If you ever get the chance to visit The Henry Ford Museum of American Innovation in Dearborn, MI, next to Detroit, you should go.
Founded by Henry Ford in the late 1920s, The Henry Ford – as the museum is called for short – is apparently the largest indoor-outdoor museum in the US. Unfortunately, when we went to the museum in mid-March, its outdoor section was still closed, but even the indoor part was impressive on its own – both in size and as a set of exhibitions. To me it brought home the fact that understanding both language and the past are integral to innovation.
As someone with a history in studying national identities, it did not escape me that the museum – even its name – ties innovation together with characteristically American history and identity. It’s of course not news to anyone that cars are a central part of it, and The Henry Ford’s “Driving America” exhibition is a testament to that. But from the point of view of practical humanities, it was overall cultural character of innovation that stood out to me while wandering around the museum’s exhibitions, including the one centered on “freedom” as a political innovation.
The “Driving America” exhibition shows that a technological invention becomes an innovation only by its context of application – by being used by people in specific societal and cultural settings. The consequences of its uses may be good, or they may be bad, but without this context, an invention is merely a curiosity. The museum as a whole made it clear that an innovation may affect society and societal change directly – take the car and the way it changed people’s ability to move from place to place. But a lot (I would like to say even most!) of its effectiveness is mediated by how we talk about it and through the meanings that get attached to it in our social interactions.

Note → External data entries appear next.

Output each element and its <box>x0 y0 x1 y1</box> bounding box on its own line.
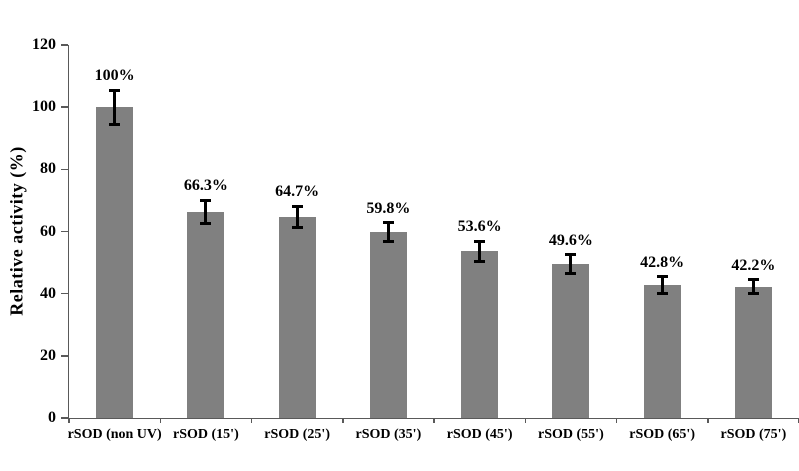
y-tick-label: 40 <box>40 284 56 302</box>
y-axis-tick <box>60 44 68 46</box>
x-axis-tick <box>433 418 435 423</box>
y-tick-label: 100 <box>32 98 56 116</box>
x-tick-label: rSOD (65') <box>629 427 695 442</box>
y-axis-tick <box>60 106 68 108</box>
error-bar-cap-top <box>109 88 121 92</box>
error-bar-cap-bottom <box>291 226 303 230</box>
x-axis-tick <box>159 418 161 423</box>
plot-area: 0 20 40 60 80 100 120 100% rSOD (non UV) 66.3% rSO… <box>32 37 799 442</box>
error-bar-cap-top <box>474 239 486 243</box>
y-tick-label: 0 <box>48 409 56 426</box>
x-tick-label: rSOD (25') <box>264 427 330 442</box>
x-tick-label: rSOD (15') <box>173 427 239 442</box>
error-bar-cap-top <box>291 204 303 208</box>
x-axis-tick <box>250 418 253 423</box>
error-bar-line <box>204 200 208 224</box>
x-axis-tick <box>524 418 526 423</box>
value-label: 66.3% <box>183 177 228 195</box>
error-bar-cap-bottom <box>382 239 394 243</box>
error-bar-line <box>295 206 299 228</box>
bar <box>461 251 499 418</box>
error-bar-cap-bottom <box>656 291 668 295</box>
error-bar-cap-top <box>565 253 577 256</box>
value-label: 49.6% <box>548 231 593 249</box>
value-label: 100% <box>94 67 135 85</box>
y-axis-tick <box>60 355 68 357</box>
value-label: 42.2% <box>731 256 776 274</box>
bar <box>734 286 772 418</box>
error-bar-line <box>660 276 664 294</box>
x-axis-tick <box>342 418 344 423</box>
y-tick-label: 60 <box>40 222 56 240</box>
error-bar-cap-bottom <box>747 292 759 296</box>
bar <box>278 216 316 418</box>
error-bar-cap-bottom <box>565 271 577 275</box>
bar <box>187 211 225 418</box>
error-bar-cap-bottom <box>474 260 486 264</box>
y-axis-tick <box>60 230 68 233</box>
value-label: 53.6% <box>457 218 502 236</box>
error-bar-line <box>569 254 573 274</box>
bar <box>369 232 407 418</box>
x-tick-label: rSOD (non UV) <box>67 427 162 442</box>
y-tick-label: 80 <box>40 160 56 178</box>
bar <box>643 284 681 418</box>
value-label: 42.8% <box>640 253 685 271</box>
error-bar-line <box>751 279 755 294</box>
x-axis-tick <box>615 418 618 423</box>
x-tick-label: rSOD (55') <box>538 427 604 442</box>
y-tick-label: 120 <box>32 36 56 53</box>
error-bar-cap-bottom <box>109 122 121 126</box>
error-bar-line <box>386 222 390 242</box>
x-tick-label: rSOD (45') <box>446 427 513 442</box>
x-tick-label: rSOD (75') <box>720 427 787 442</box>
bar <box>96 107 134 418</box>
value-label: 59.8% <box>366 199 411 217</box>
error-bar-line <box>478 241 482 262</box>
x-axis-tick <box>707 418 709 423</box>
y-axis-title: Relative activity (%) <box>6 146 27 316</box>
error-bar-cap-top <box>656 275 668 279</box>
x-tick-label: rSOD (35') <box>355 427 422 442</box>
y-axis-tick <box>60 417 68 419</box>
y-tick-label: 20 <box>40 346 56 364</box>
y-axis-tick <box>60 168 68 171</box>
error-bar-line <box>113 90 117 125</box>
error-bar-cap-top <box>747 278 759 282</box>
value-label: 64.7% <box>275 183 320 201</box>
error-bar-cap-bottom <box>200 221 212 225</box>
y-axis-tick <box>60 292 68 295</box>
x-axis-tick <box>68 418 70 423</box>
error-bar-cap-top <box>382 221 394 225</box>
bar <box>552 263 590 418</box>
error-bar-cap-top <box>200 198 212 202</box>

Much of what we take for innovation is a game of language. This is a central claim in The Innovation Delusion, a 2020 book by two historians, Lee Vinsel and Andrew L. Russel, on our obsession with everything that is new. They make a distinction between the actual innovation, a “process of introducing new things to society”, and innovation-speak. Innovation-speak turns innovation into a hyped-up end in itself, equates technological innovation with inevitable progress, and offers it as a solution for all the problems of the world.
It is clear, Vinsel and Russel say, that new technologies have played a significant role in economic and social change. But it’s equally clear to them that some of the greatest social advancements of the past 200 years have had little to do with technology. In other words, the bus is not the reason why Rosa Parks is a prominent figure for “American innovation”.
The Innovation Delusion was a good companion to my visit at The Henry Ford in another sense as well. The authors claim that because innovation-speak is so prominent – because we over-value the new – we forget the importance of maintenance and care in our everyday lives. Bad maintenance leads to bad things, no matter if it’s a question of water pipes, bridges, or digital software – or history and cultural heritage. But because the work of maintenance is so under-valued and most often also underpaid, it keeps on going neglected. In contrast, the Henry Ford – like countless other museums around the world – does a remarkable job of maintenance and care, not only with its historical automobiles but also through its digital collections, research databases, and conservation services – and even its free educational materials for people like you and me wishing to take care of our family heirlooms and other important artifacts. Much of this maintenance is done by people with experts in the humanities.
In the language of innovation-speak, the humanities with their dusty books and interest in the past are derided as museal. Or they are accused of slowing things down with their textual nitpicking in a culture that values “moving fast and breaking things”. What I want to say with all of this is that both of these “faults” have practical value in terms of actual innovation.
That people trained in humanities don’t take things at face-value but have the tools and techniques to look under the hood (so to speak!) to see through jargon and whatever the current buzzwords are. And to be even more practical – in so far as the effectiveness of innovative solutions depend on mediation of meaning, any aspiring innovators better make sure that they have in their team someone trained in humanities who knows how that works.
What comes to understanding the past. its relation to the present, and how not to kill one or the other – that seems to me a central skill for example in the face of the global loss of biodiversity. Natural sciences and technology alone cannot solve the problem. Humanities – what some call conservation humanities – can bring transformative insights and constructive solutions to the maintenance of biodiversity through conservation policies and practices. In fact, contrary to its sometimes museal reputation, scholarship in the humanities, with its uncomfortable questions about commonly accepted truths and hidden agendas, has the best tools in town to challenge the status quo – in other words, to innovate.